La brutalidad e impunidad con que actúa el régimen en el verdadero enemigo de la seguridad de los pueblos de México y no las movilizaciones y protestas que inundan el país a consecuencia del rapaz saqueo de la oligarquía y el imperialismo, este último pretende hacer creer a la población que las organizaciones populares, manifestantes, activistas y sindicatos son los causantes de la actual situación de miseria e inseguridad en que vive el país.
La intención de criminalizar la protesta social es una política intencionada para justificar la violencia estatal y confundir al pueblo, sin embargo, los hechos hablan por si solos: ¿Quién ha cometido las vejaciones más criminales a la población?
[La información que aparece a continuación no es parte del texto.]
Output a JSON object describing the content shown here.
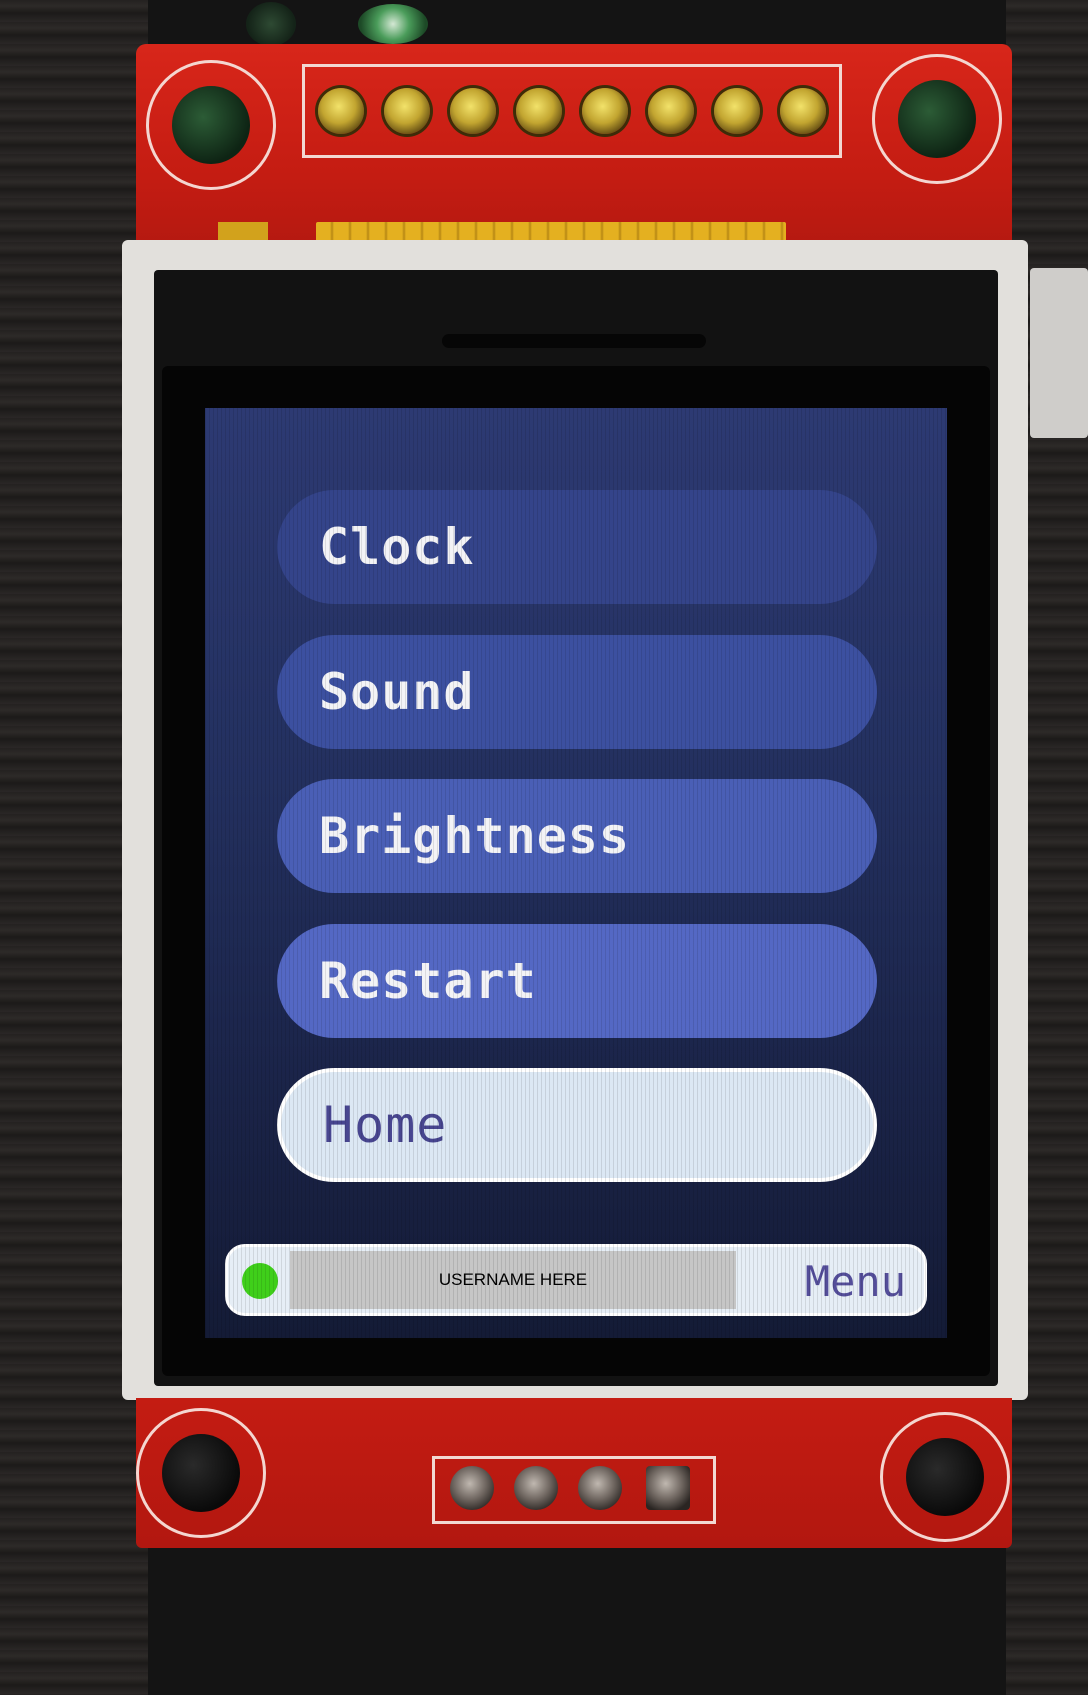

Los aparatos represivos estatales, la Policía Federal Preventiva en las violaciones y golpizas a los detenidos en Atenco, en donde murió el estudiante de economía Alexis Benhumea y se condenó a más de 60 años de prisión a los integrantes del Frente de Pueblos en Defensa de la Tierra y de La otra campaña, a causa de la irracional venganza de Vicente Fox y el Grupo Atlacomulco, por sus planes frustrados de construir el aeropuerto en Atenco.
¿Quién defiende y mantiene al sanguinario gobernador de Oaxaca Ulises Ruiz?
La alianza del PRIAN que sostiene al impuesto Felipe Calderón y mantiene detenidos a los integrantes de la Asamblea Popular de los Pueblos de Oaxaca (APPO).
¿Cuáles actos son más reproblables que la pederastia y el encubrimiento de las redes de prostitución infantil practicadas por el gobernador de puebla Mario Marín?
No lo son el periodismo de Lydia Cacho, ni los plantones de la APPO en el centro de Oaxaca.
¿En dónde reina la más humillante impunidad, sino en los cuerpos que siguen sepultados en la mina Pasta de Conchos y en el martirizado cuerpo de la fallecida Ernestina Asencio a manos de las hordas militares?
Los argumentos que el Estado lanza para justificar la militarización y el proceso de fascistizacion del régimen no soportan la luz de la realidad.
Las pesquisas y la cacería de militantes populares comenzó en el estado de Querétaro con la detención y el interrogatorio de los profesores integrantes del Frente Popular Revolucionario y de la Coordinadora Nacional de Trabajadores de la Educación (CNTE), Faustino Hernández Meza y Roberto Aparicio Romero, ambas detenciones fueron realizadas en sus domicilios ubicados en la ciudad de Querétaro por parte las fuerzas de la Procuraduría General de la República y de la Agencia Federal de Investigación, quienes buscaban al camarada Bertín López Reyes vocero de nuestro Partido.
Los orígenes y ejecutores de la violencia en México no son más que la oligarquía financiera y su putrefacto régimen, quien alimenta las protestas y movilizaciones populares son las imposiciones como la de la asesina Elba Ester Gordillo, la política explotadora del Fondo Monetario Internacional y la brutalidad carcelaria de Ramírez Acuña, titular de gobernación.
Por nuestra parte, nos sumamos a la exigencia de la presentación de todos los desaparecidos políticos y luchamos por la libertad de los presos políticos del país, asumimos los trabajos de las protestas de la CNTE, apoyamos la Guelaguetza Popular, las resistencias populares y los trabajos rumbo a la huelga general que hoy tiene un nuevo elemento que nutre su necesidad.
Ante la escalada represiva del Estado, el valor y la combatividad de las masas trabajadoras en las calles son el arma con que doblegar al putrefacto régimen ¡Arriba parias de la tierra, en pie famélica legión!
Así está la lucha de clases por estos días.